The company also has a licensing deal with Taiba in May 2024 incorporating several Middle Eastern countries including the United Arab Emirates (UAE), Saudi Arabia, Oman, Kuwait, Qatar, Bahrain and Iraq.
Dimerix said collectively the licensing deals provide up to ~AU$458 million in upfront payments and potential milestone payments, plus royalties on net sales.

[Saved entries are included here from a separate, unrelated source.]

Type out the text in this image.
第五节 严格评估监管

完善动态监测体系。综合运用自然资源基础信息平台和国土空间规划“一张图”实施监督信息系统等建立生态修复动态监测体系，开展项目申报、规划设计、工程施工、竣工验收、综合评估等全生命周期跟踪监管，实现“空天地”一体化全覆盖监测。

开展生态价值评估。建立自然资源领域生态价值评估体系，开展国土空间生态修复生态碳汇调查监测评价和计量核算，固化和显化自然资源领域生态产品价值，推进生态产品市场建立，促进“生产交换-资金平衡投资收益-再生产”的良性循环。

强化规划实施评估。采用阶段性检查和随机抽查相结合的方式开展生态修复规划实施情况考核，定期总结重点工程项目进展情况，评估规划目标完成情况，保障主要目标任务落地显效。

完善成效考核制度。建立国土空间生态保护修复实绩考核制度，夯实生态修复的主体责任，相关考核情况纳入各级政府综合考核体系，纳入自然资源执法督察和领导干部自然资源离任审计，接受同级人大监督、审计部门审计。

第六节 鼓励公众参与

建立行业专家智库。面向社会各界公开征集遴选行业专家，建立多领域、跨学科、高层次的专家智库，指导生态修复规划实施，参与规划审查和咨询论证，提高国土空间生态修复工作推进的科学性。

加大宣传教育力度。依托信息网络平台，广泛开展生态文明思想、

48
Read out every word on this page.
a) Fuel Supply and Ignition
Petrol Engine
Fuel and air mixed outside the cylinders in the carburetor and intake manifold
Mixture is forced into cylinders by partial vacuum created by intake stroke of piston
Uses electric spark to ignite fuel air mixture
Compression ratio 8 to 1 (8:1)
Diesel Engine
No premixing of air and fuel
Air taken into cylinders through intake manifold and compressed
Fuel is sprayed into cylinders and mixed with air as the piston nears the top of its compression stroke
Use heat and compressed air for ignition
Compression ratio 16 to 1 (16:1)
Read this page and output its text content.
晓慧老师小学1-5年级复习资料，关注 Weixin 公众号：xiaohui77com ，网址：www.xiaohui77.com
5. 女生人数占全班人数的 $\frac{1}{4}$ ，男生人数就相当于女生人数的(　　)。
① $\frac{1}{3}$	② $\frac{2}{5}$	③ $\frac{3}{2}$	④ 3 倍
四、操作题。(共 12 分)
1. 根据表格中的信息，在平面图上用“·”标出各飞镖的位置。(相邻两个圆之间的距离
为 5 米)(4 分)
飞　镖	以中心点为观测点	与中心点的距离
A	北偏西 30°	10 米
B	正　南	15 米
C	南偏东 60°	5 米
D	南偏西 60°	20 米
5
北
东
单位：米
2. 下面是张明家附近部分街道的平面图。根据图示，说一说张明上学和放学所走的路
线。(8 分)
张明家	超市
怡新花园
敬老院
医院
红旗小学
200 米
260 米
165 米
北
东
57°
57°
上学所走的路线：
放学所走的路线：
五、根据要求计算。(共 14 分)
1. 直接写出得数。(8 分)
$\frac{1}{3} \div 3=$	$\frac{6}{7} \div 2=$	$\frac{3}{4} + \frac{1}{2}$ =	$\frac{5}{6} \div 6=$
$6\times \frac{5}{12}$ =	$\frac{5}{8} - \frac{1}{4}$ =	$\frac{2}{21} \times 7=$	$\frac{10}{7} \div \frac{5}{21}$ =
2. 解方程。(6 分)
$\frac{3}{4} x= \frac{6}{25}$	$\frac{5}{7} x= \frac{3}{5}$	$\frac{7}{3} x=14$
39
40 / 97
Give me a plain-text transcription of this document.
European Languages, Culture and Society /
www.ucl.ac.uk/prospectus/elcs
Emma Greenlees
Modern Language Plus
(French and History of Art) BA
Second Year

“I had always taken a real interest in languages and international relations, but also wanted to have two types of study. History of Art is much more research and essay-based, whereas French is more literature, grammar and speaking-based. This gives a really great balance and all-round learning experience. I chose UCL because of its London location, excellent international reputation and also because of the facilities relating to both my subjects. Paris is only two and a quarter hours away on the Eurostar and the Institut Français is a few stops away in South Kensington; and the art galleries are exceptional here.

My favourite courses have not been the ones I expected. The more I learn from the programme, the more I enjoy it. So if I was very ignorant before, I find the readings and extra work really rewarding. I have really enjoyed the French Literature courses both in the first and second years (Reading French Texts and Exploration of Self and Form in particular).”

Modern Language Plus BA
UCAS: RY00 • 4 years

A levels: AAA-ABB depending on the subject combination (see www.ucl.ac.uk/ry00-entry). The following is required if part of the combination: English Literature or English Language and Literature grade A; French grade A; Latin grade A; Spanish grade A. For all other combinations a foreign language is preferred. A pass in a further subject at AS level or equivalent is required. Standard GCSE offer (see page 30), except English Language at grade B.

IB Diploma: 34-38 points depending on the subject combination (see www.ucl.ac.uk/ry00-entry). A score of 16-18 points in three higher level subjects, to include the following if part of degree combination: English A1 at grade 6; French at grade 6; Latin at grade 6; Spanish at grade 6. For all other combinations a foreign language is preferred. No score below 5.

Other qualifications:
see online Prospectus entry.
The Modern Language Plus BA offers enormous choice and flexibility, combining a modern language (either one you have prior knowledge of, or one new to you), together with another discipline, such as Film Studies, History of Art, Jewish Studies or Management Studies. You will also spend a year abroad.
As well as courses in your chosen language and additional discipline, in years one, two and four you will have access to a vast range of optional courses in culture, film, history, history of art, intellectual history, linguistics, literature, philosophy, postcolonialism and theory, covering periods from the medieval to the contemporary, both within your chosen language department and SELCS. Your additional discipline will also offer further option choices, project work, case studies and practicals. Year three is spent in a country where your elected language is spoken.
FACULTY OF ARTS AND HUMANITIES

The company retains all rights to commercialise DMX-200 in all territories other than those covered by the Fuso, Advanz Pharma, and Taiba license agreements.
Opthea (ASX:OPT) finished 2024 strongly with publication of its phase 1b trial of
sozinibercept (OPT-302) combination therapy in diabetic macular edema (DME) in the peer-reviewed journal Translational Vision Science & Technology (TVST), issued on December 19, 2024.
The clinical-stage biopharmaceutical company is developing novel therapies to treat highly prevalent and progressive retinal diseases, including wet age-related macular degeneration (wet AMD).
The publication, Phase 1b Dose Escalation Study of Sozinibercept Inhibition of Vascular
Endothelial Growth Factors C and D With Aflibercept for Diabetic Macular Edema, evaluated the outcomes in previously anti-VEGF-A monotherapy treated patients with persistent DME, a difficult-to-treat patient population.
The article was also included in the Anti-VEGF Special Journal Issue of TVST, the official journal of The Association for Research in Vision and Ophthalmology (ARVO).
“The DME trial results underpins sozinibercept’s potential as a novel, first-in-class VEGF-C/D ‘trap’ to elevate the standard of care in retinal diseases including DME, by preventing blood vessel growth and vascular leakage in the retina and delivering improved visual and anatomic outcomes when combined with standard-of-care anti-VEGF-A therapies,” said Opthea CEO Frederic Guerard.
The company’s COAST phase III results investigating OPT-302 in combination with aflibercept for the treatment of wet age-related macular degeneration (wet-AMD) are due early in Q2 CY25.
Results for its phase III ShORe trial investigating OPT-302 in combination with Ranibizumab in wet AMD are due in mid CY25.
“Whilst our immediate focus is to prepare for the anticipated sozinibercept Phase 3 topline data readout in wet AMD of COAST in early Q2 2025 and ShORe in mid-2025, we also plan to advance our clinical development program of sozinibercept in DME.”
At Stockhead we tell it like it is. While Dimerix is a Stockhead advertiser at the time of writing, it did not sponsor this article.